In implementing the above aspects into BO registers, GDPR will hold a challenge on its own. The GDPR compliant distribution of BO data via BORIS, for instance, will feature in our working group discussions in 2023.
In addition, the Court of Justice of the European Union has recently decided that the provision of the 5th AML-Directive, whereby member states must ensure that the information on the Beneficial Ownership is accessible in all cases to any member of the general public, violates the Charter of Fundamental Rights. It has stated that the public’s access constitutes a severe interference with the rights to respect for private life and to the protection of personal data. This case law will inevitably bring about changes for BO registers.
We need to balance the need for fast access to register information, especially for obligated parties and authorities, with the protection of the personal data to the needed extent.
Opportunities for the future
There will be many discussion topics in the future, especially with regards to BORIS and the GDPR compliant distribution of data via BORIS, which will stimulate the BO registers to discuss possible solutions and exchange ideas.

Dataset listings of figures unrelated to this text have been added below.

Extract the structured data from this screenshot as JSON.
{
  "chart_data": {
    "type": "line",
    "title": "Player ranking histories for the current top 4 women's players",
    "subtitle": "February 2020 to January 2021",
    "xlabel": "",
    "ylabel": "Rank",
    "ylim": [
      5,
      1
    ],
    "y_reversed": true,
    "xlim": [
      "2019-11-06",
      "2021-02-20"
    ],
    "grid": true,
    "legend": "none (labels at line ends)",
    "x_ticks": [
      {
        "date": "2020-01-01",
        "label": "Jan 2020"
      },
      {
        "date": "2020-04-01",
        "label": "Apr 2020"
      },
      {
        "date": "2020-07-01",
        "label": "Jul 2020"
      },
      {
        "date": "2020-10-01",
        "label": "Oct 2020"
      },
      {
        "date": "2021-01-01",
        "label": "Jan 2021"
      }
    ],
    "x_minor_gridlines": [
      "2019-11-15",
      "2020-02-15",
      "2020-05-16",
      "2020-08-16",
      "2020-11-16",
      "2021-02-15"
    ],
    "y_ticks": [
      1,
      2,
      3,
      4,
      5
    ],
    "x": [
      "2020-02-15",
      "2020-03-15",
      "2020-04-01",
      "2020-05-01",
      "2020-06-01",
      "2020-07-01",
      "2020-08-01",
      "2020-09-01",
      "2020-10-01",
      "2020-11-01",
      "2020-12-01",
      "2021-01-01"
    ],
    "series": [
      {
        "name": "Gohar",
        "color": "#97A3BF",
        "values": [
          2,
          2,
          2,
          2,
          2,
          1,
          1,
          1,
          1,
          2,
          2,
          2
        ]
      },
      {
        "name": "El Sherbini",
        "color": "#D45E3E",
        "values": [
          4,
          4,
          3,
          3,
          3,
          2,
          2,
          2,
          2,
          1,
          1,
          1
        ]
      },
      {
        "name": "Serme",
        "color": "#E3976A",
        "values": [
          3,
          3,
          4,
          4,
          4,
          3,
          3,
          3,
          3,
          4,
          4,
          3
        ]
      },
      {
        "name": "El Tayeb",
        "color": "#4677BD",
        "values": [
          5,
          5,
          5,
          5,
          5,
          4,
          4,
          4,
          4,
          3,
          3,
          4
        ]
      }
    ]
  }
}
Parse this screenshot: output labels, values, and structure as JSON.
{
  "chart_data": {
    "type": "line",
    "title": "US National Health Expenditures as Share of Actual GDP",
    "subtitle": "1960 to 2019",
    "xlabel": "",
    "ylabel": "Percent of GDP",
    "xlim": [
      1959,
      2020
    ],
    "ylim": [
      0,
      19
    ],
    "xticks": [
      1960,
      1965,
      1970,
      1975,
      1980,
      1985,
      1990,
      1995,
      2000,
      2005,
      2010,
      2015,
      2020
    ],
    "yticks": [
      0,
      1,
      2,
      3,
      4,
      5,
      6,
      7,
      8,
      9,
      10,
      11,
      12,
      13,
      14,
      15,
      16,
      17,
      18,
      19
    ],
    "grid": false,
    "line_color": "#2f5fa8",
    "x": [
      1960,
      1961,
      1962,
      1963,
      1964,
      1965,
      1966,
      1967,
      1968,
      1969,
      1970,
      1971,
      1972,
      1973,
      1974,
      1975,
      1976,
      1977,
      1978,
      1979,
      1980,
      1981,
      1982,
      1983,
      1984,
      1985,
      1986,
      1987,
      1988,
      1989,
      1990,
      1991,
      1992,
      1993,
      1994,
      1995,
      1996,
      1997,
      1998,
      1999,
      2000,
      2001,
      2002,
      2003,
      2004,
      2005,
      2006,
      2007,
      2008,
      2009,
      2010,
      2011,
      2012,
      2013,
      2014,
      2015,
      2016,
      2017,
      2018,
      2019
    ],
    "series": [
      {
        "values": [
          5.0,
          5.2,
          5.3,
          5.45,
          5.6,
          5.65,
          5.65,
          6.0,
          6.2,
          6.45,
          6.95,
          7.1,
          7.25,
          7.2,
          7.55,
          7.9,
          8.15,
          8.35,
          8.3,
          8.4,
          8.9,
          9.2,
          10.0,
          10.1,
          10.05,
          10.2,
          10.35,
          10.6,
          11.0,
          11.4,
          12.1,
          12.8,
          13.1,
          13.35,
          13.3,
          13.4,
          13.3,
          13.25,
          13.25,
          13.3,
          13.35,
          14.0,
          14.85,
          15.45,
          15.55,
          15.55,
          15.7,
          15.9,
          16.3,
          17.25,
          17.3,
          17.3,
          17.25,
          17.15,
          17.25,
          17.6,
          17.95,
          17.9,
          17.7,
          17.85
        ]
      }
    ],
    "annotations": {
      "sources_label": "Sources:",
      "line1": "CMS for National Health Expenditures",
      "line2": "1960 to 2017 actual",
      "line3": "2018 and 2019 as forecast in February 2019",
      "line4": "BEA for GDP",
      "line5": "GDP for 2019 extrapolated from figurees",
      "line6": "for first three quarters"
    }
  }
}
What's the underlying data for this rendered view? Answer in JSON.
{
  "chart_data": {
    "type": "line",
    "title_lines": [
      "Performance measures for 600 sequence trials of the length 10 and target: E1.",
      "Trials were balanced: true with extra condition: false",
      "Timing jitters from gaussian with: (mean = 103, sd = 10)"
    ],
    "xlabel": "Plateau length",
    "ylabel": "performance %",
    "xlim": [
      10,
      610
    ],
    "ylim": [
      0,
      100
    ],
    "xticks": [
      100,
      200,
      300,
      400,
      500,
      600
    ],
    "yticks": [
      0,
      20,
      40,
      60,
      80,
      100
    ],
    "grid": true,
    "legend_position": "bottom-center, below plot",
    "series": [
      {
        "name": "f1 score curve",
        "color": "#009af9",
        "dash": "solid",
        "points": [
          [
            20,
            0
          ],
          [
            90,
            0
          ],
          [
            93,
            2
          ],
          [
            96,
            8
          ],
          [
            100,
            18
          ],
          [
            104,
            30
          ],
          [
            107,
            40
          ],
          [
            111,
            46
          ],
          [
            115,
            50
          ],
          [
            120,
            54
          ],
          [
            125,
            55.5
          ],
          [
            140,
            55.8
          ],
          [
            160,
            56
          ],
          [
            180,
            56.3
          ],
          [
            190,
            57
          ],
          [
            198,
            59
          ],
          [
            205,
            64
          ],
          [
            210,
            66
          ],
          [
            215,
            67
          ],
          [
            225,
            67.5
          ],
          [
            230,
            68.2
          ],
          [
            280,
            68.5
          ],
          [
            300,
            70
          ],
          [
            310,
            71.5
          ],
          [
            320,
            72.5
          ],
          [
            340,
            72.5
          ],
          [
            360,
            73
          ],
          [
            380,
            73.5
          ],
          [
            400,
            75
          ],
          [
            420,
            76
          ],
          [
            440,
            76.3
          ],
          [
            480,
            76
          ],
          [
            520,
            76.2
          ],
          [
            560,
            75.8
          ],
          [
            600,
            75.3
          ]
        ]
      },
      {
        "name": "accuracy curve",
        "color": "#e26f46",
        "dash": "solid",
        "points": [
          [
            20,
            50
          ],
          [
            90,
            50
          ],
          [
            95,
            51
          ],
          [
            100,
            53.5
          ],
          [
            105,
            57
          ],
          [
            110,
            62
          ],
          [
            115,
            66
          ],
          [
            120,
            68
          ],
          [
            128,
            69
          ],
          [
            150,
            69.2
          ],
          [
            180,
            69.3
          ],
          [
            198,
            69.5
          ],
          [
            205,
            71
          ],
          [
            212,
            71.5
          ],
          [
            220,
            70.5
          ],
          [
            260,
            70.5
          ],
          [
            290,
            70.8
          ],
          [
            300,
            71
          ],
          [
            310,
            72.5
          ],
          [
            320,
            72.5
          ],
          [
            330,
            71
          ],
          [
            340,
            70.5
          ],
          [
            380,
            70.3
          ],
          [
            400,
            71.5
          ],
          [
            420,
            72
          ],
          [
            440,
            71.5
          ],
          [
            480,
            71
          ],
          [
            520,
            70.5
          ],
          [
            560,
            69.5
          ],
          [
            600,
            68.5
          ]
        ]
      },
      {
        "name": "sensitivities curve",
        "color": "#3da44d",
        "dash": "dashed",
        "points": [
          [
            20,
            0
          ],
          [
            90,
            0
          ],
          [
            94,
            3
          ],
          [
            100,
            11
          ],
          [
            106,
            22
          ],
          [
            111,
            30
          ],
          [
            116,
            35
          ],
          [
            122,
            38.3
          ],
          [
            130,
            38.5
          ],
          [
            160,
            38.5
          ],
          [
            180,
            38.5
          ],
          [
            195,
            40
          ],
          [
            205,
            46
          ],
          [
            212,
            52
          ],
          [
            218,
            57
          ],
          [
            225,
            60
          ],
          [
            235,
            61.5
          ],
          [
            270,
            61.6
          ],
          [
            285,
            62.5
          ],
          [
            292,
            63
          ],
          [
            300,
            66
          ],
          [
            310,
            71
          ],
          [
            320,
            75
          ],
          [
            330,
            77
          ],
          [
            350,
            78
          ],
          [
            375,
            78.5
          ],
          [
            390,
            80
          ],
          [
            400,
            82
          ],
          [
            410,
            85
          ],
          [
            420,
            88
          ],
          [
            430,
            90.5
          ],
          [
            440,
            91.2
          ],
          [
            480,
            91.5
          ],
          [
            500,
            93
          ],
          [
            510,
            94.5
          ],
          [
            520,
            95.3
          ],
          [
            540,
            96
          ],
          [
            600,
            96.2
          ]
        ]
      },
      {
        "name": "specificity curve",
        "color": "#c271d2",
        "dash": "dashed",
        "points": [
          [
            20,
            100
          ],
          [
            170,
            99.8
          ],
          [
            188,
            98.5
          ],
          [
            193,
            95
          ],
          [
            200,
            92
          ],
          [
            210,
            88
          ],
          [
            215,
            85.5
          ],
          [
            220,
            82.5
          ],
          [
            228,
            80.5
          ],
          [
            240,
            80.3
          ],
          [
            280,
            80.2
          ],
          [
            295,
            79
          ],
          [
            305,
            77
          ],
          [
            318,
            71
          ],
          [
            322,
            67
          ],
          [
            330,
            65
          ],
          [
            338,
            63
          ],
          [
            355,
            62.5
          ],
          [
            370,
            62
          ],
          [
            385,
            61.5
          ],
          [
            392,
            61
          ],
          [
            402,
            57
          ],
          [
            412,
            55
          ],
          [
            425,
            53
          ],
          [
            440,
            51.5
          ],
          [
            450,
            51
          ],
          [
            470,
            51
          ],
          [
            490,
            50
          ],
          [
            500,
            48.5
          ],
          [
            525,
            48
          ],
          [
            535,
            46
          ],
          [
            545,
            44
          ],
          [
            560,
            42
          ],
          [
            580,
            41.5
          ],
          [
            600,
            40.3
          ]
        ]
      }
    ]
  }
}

Further challenges will arise from the aftermath of a global pandemic, the current war in Ukraine as well as broader subjects as the digitalisation of financial transactions and data protection.
Working together within EBRA, we can contribute to the shaping of Beneficial Ownership information management and have the chance to better meet the challenges. By continuing to share information and best practice, the Business Registers can present a unified approach to Beneficial Ownership for a more joined-up Europe. This will enable them to meet the demands placed on them and make an even stronger contribution to combating money laundering.